Example 2: use commas, periods, and semicolons as separators.

 i4 : separate("[,.;]", "Example: a string. That, is punctuated, weirdly; for demonstration purposes.") o4 = {Example: a string, That, is punctuated, weirdly, for demonstration ------------------------------------------------------------------------ purposes, } o4 : List

Example 3: match any number of consecutive spaces.

 i5 : t = separate("[ ]+", "this string has different lengths of spacing between words") o5 = {this, string, has, different, lengths, of, spacing, between, words} o5 : List

We can now correct the original string using the demark and replace functions.

 i6 : replace("has", "does not have", demark(" ", t)) o6 = this string does not have different lengths of spacing between words

Example 4: delete every word starting with "x" from a string, by using concatenate together with separate.

 i7 : s = "algng xjfr kfjxse xhgfj xooi xwj kvexr anvi endj xkfi"; i8 : concatenate separate(" x[A-Za-z]*", s) o8 = algng kfjxse kvexr anvi endj

Example 5: The optional argument n allows us to specify a separator that differs from the match criteria.

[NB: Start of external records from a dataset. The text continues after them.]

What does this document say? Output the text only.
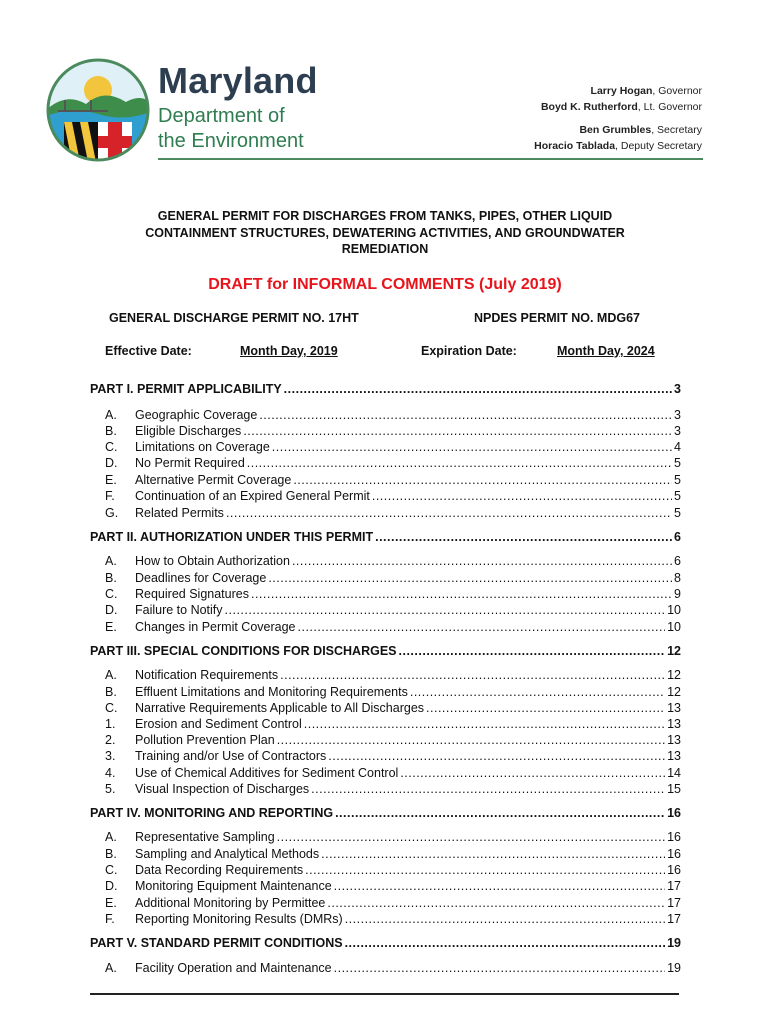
Maryland
Department of
the Environment
Larry Hogan, Governor
Boyd K. Rutherford, Lt. Governor
Ben Grumbles, Secretary
Horacio Tablada, Deputy Secretary
GENERAL PERMIT FOR DISCHARGES FROM TANKS, PIPES, OTHER LIQUID
CONTAINMENT STRUCTURES, DEWATERING ACTIVITIES, AND GROUNDWATER
REMEDIATION
DRAFT for INFORMAL COMMENTS (July 2019)
GENERAL DISCHARGE PERMIT NO. 17HT	NPDES PERMIT NO. MDG67
Effective Date:	Month Day, 2019	Expiration Date:	Month Day, 2024
PART I. PERMIT APPLICABILITY .....	3
A.	Geographic Coverage .....	3
B.	Eligible Discharges .....	3
C.	Limitations on Coverage .....	4
D.	No Permit Required .....	5
E.	Alternative Permit Coverage .....	5
F.	Continuation of an Expired General Permit .....	5
G.	Related Permits .....	5
PART II. AUTHORIZATION UNDER THIS PERMIT .....	6
A.	How to Obtain Authorization .....	6
B.	Deadlines for Coverage .....	8
C.	Required Signatures .....	9
D.	Failure to Notify .....	10
E.	Changes in Permit Coverage .....	10
PART III. SPECIAL CONDITIONS FOR DISCHARGES .....	12
A.	Notification Requirements .....	12
B.	Effluent Limitations and Monitoring Requirements .....	12
C.	Narrative Requirements Applicable to All Discharges .....	13
1.	Erosion and Sediment Control .....	13
2.	Pollution Prevention Plan .....	13
3.	Training and/or Use of Contractors .....	13
4.	Use of Chemical Additives for Sediment Control .....	14
5.	Visual Inspection of Discharges .....	15
PART IV. MONITORING AND REPORTING .....	16
A.	Representative Sampling .....	16
B.	Sampling and Analytical Methods .....	16
C.	Data Recording Requirements .....	16
D.	Monitoring Equipment Maintenance .....	17
E.	Additional Monitoring by Permittee .....	17
F.	Reporting Monitoring Results (DMRs) .....	17
PART V. STANDARD PERMIT CONDITIONS .....	19
A.	Facility Operation and Maintenance .....	19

In the previous example, words beginning with "x" were both the match and the separator. In this example, we match words beginning with "x", but separate the string using the leading "x". With concatenate, this results in deleting just the "x" from words starting with "x" (not the same as removing every "x").

 i9 : concatenate separate(" (x)[A-Za-z]*", 1, s) o9 = algng jfr kfjxse hgfj ooi wj kvexr anvi endj kfi

separateRegexp is a deprecated synonym for separate.

## Caveat

For backwards compatibility, if the pattern is a single character and it is an unescaped special character, such as +, *, or ., then it is treated as a literal character. In future code, the pattern must be escaped.